Chinese-language domain names have been made available by i-DNS.net since the start of this year. The company has since established partnerships with strong local entities in Hong Kong, Taiwan, Singapore, United States and Australia to further its Chinese-language domain names offerings. Most recently, the company announced a strategic tie-up with Network Solutions Registry, as well as agreements with leading ICANN-accredited registrars like Register.com, Melbourne IT and OnlineNIC.
According to a recent Verisign report, China will experience a dramatic growth in Internet adoption over the next three years. There are currently 2 million Internet users in China, and analysts expect this number to grow five-fold to 10 million by 2001, and 200 million by 2007.
There already has been a significant increase in the number of websites containing local language content. Because establishing a domain name is the first step to creating an online presence, the availability of multilingual domain names is therefore a natural evolution to ensure a truly global and inclusive Internet.

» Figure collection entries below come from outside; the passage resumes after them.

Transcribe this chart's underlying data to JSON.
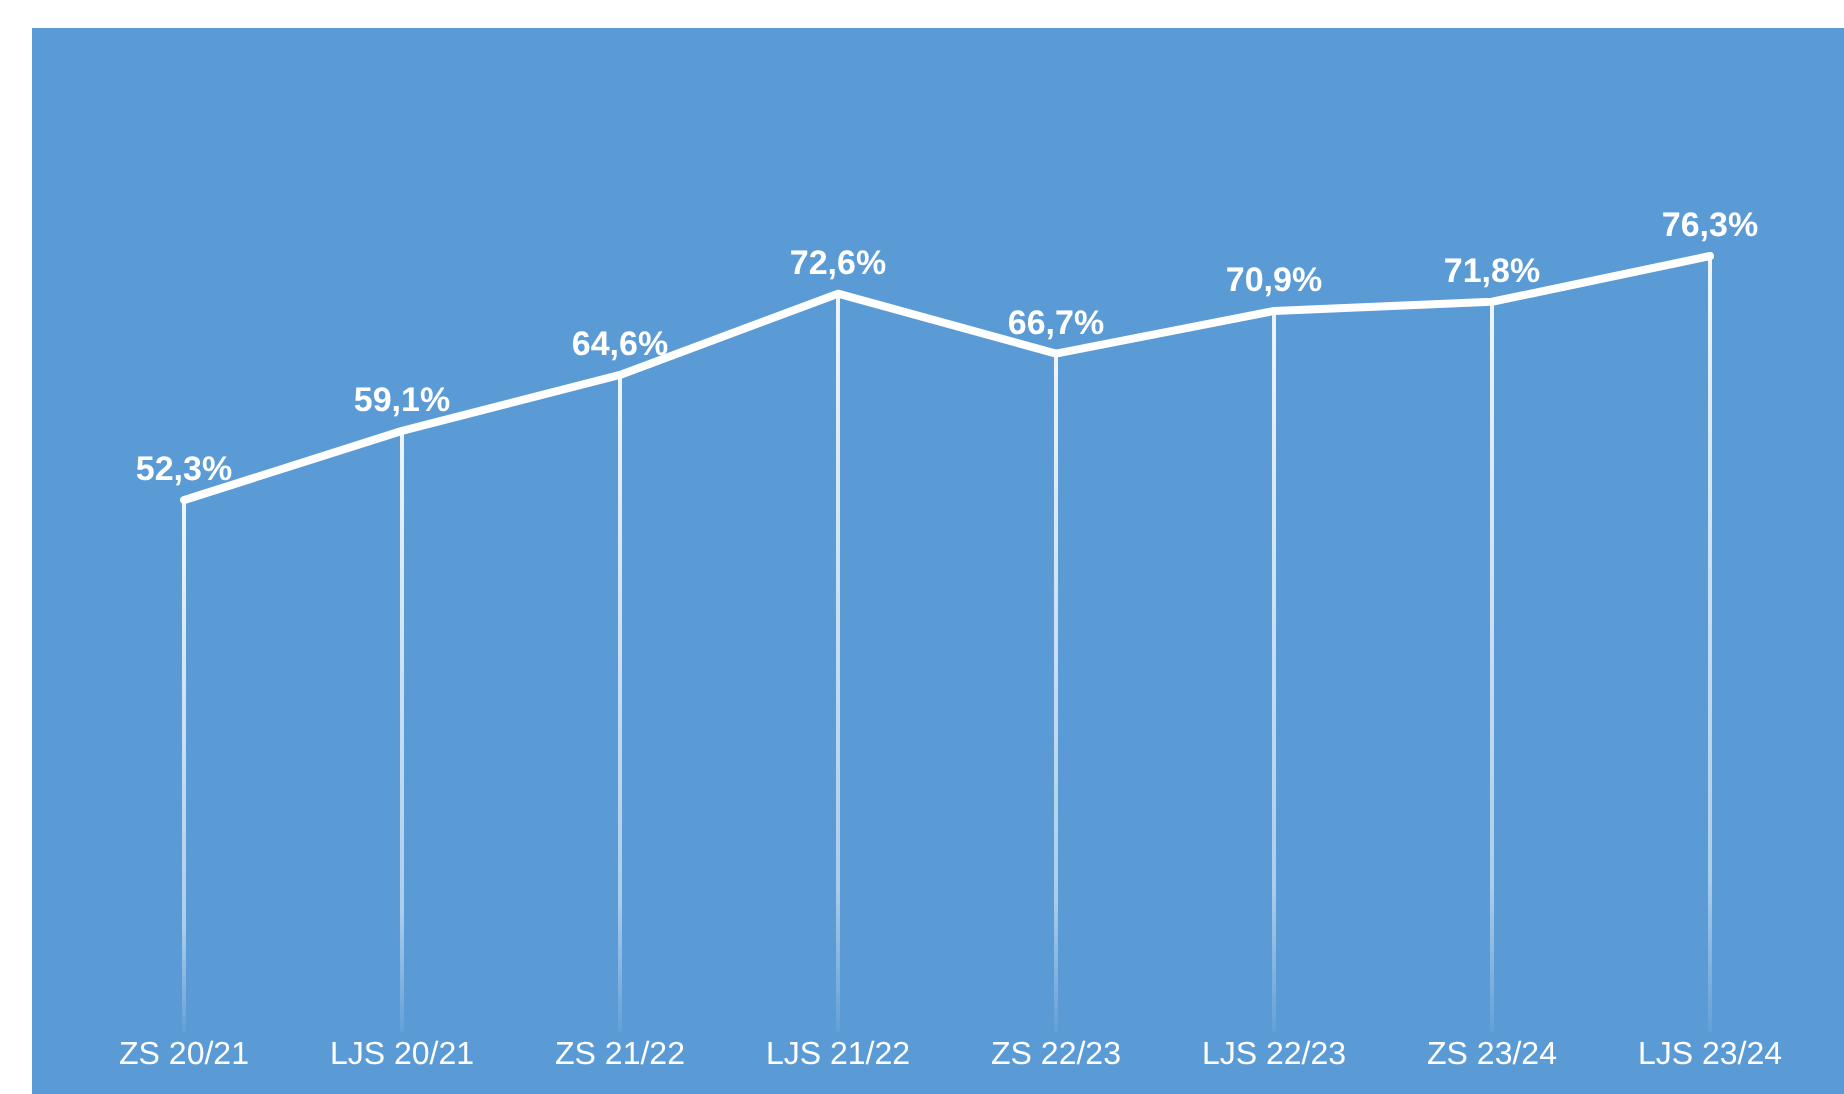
{
  "chart_data": {
    "type": "line",
    "categories": [
      "ZS 20/21",
      "LJS 20/21",
      "ZS 21/22",
      "LJS 21/22",
      "ZS 22/23",
      "LJS 22/23",
      "ZS 23/24",
      "LJS 23/24"
    ],
    "series": [
      {
        "type": "bar",
        "color": "#ffffff",
        "values": [
          52.3,
          59.1,
          64.6,
          72.6,
          66.7,
          70.9,
          71.8,
          76.3
        ]
      },
      {
        "color": "#ffffff",
        "values": [
          52.3,
          59.1,
          64.6,
          72.6,
          66.7,
          70.9,
          71.8,
          76.3
        ],
        "value_labels": [
          "52,3%",
          "59,1%",
          "64,6%",
          "72,6%",
          "66,7%",
          "70,9%",
          "71,8%",
          "76,3%"
        ]
      }
    ],
    "marker": "none",
    "line_style": "solid",
    "grid": false
  }
}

This alliance also underscores China's own IT and Internet strategy to work with foreign entities in the telecommunications and Internet industries to accelerate the opening of its market by increasing the number of Chinese websites.
"As the industry trailblazer, we are poised at the start of an exciting time in the New Economy, added Ng. "Together with New Cyber, i-DNS.net will conduct an intensive awareness program to cultivate the importance and relevance of Chinese language Internet to the net users in the China market."
When asked about the compatibility of the i-DNS technology with other systems, Mr Ng pointed out that their technology has been submitted to the IETF to ensure that it could be a recognized standard.
As to the question of whether domain name servers and their users need to make any installations in order to access Chinese domain named websites, Ng said that there is a current need for servers to install the i-DNS technology and users to install an iClient software. However, he said, by the end of this year a new technology would be evolved to which both the server and user would no longer need to make any installations.